Indian health authorities are planning to provide oral substitution therapy to prevent spread of HIV/AIDS among drug addicts through needle exchange in Luthiana, Punjab.
National AIDS Control Organization (NACO) would start with oral substitution therapy and motivate drug addicts to shed use of syringes. Health employees are already being trained in this connection.
Under the oral substitution therapy for intravenous drug users (IDU), oral medicines would be given to all drug users to help them kick the habit. This would also help in reducing the risk of HIV transmission from one intravenous drug user to another.

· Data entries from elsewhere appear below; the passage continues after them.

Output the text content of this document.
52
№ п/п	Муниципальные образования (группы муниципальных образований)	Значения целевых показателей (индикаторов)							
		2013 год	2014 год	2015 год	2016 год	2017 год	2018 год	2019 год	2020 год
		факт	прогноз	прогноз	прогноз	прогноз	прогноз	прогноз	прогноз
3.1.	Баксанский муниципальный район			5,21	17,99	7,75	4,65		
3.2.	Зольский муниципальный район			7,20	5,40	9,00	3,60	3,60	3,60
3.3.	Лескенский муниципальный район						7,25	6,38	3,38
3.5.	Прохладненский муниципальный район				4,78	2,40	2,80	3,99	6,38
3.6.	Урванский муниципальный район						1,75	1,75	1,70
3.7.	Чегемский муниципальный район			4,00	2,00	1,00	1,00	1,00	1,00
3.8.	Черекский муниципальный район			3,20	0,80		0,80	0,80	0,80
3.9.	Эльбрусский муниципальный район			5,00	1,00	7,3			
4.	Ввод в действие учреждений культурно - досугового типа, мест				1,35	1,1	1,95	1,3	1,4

Needles are a predominant mode of spread of HIV.
Drug addicts often act careless about sharing of needles, resulting in a higher risk of contracting HIV.
75% truck drivers visit commercial sex workers, according to a study conducted by an NGO Rising Youth. It was revealed that syringes are commonly used by them. Another study, one done by Ludhiana Citizen Council, revealed that during pre-AIDS prevention intervention, it was found only 17% of the respondents had heard of HIV/AIDS and were not aware of modes of its transmission and symptoms.

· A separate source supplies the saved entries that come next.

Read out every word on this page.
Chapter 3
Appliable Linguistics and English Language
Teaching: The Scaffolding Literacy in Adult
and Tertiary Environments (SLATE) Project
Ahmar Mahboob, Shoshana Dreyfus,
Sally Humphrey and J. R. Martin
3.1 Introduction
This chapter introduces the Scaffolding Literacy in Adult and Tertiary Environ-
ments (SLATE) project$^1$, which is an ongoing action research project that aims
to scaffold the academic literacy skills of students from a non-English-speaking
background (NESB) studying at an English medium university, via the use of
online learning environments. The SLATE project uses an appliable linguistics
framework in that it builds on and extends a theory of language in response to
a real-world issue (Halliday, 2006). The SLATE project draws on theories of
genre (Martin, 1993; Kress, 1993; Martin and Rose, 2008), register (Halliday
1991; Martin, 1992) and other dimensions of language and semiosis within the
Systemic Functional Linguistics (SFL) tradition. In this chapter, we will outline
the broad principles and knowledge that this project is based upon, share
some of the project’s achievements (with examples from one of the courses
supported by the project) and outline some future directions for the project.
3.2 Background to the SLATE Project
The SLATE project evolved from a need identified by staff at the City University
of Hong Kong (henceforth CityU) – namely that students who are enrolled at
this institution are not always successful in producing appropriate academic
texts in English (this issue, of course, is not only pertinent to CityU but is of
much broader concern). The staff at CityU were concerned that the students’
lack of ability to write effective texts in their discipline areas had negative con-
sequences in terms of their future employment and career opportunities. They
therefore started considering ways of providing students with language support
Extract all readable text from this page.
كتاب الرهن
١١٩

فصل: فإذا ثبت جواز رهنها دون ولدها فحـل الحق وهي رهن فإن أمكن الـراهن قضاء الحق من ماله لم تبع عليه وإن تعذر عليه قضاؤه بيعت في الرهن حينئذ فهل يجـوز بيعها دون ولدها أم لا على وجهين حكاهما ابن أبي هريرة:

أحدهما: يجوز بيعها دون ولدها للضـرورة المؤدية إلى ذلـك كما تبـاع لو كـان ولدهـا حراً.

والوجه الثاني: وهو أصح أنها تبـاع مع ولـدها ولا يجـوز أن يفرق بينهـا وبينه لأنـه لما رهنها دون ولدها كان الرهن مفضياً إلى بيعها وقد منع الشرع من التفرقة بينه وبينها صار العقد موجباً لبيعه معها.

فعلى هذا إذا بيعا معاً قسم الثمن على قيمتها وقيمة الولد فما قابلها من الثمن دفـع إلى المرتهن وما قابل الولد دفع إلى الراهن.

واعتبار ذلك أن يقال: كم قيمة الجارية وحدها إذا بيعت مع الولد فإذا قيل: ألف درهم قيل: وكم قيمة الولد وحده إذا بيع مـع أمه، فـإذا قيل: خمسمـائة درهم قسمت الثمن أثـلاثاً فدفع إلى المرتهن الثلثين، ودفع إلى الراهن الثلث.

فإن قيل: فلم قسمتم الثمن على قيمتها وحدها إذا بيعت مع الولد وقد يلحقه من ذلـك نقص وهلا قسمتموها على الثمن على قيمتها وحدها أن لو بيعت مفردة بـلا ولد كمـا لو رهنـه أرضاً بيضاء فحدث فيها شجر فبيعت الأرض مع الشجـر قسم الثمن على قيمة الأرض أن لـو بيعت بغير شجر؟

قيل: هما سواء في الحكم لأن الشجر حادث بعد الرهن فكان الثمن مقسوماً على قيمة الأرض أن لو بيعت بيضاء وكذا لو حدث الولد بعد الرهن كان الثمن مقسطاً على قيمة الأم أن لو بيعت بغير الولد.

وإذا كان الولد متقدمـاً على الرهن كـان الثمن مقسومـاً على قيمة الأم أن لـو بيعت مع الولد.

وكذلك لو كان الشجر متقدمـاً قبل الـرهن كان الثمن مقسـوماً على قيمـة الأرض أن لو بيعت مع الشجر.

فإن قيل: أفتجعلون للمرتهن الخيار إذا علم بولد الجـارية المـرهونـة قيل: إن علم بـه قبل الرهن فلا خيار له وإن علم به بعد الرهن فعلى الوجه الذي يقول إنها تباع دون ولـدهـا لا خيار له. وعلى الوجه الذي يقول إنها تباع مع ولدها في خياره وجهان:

Dr Geetika, district AIDS control programme officer, said this is the latest advancement, which National AIDS Control Organization (NACO) is undertaking with respect to intravenous drug use so as to reduce the risk of HIV infection. Under the oral substitution method, medicines would be given so as to control and avoid chances of HIV spread among addicts.
It is expected that the programme will take off soon as staff has already been sent for related training to Chandigarh, reports said.
Recently, NACO has announced its plan to start distributing condoms through non-traditional outlets like kirana shops, dhabas, auto workshops and barber shops in the country.
NACO has announced a major expansion of its Condom Social Marketing Programme (CSMP) to run under the aegis of the National AIDS Control Programme III (NACP-III) and cover nearly 80 per cent of the national population.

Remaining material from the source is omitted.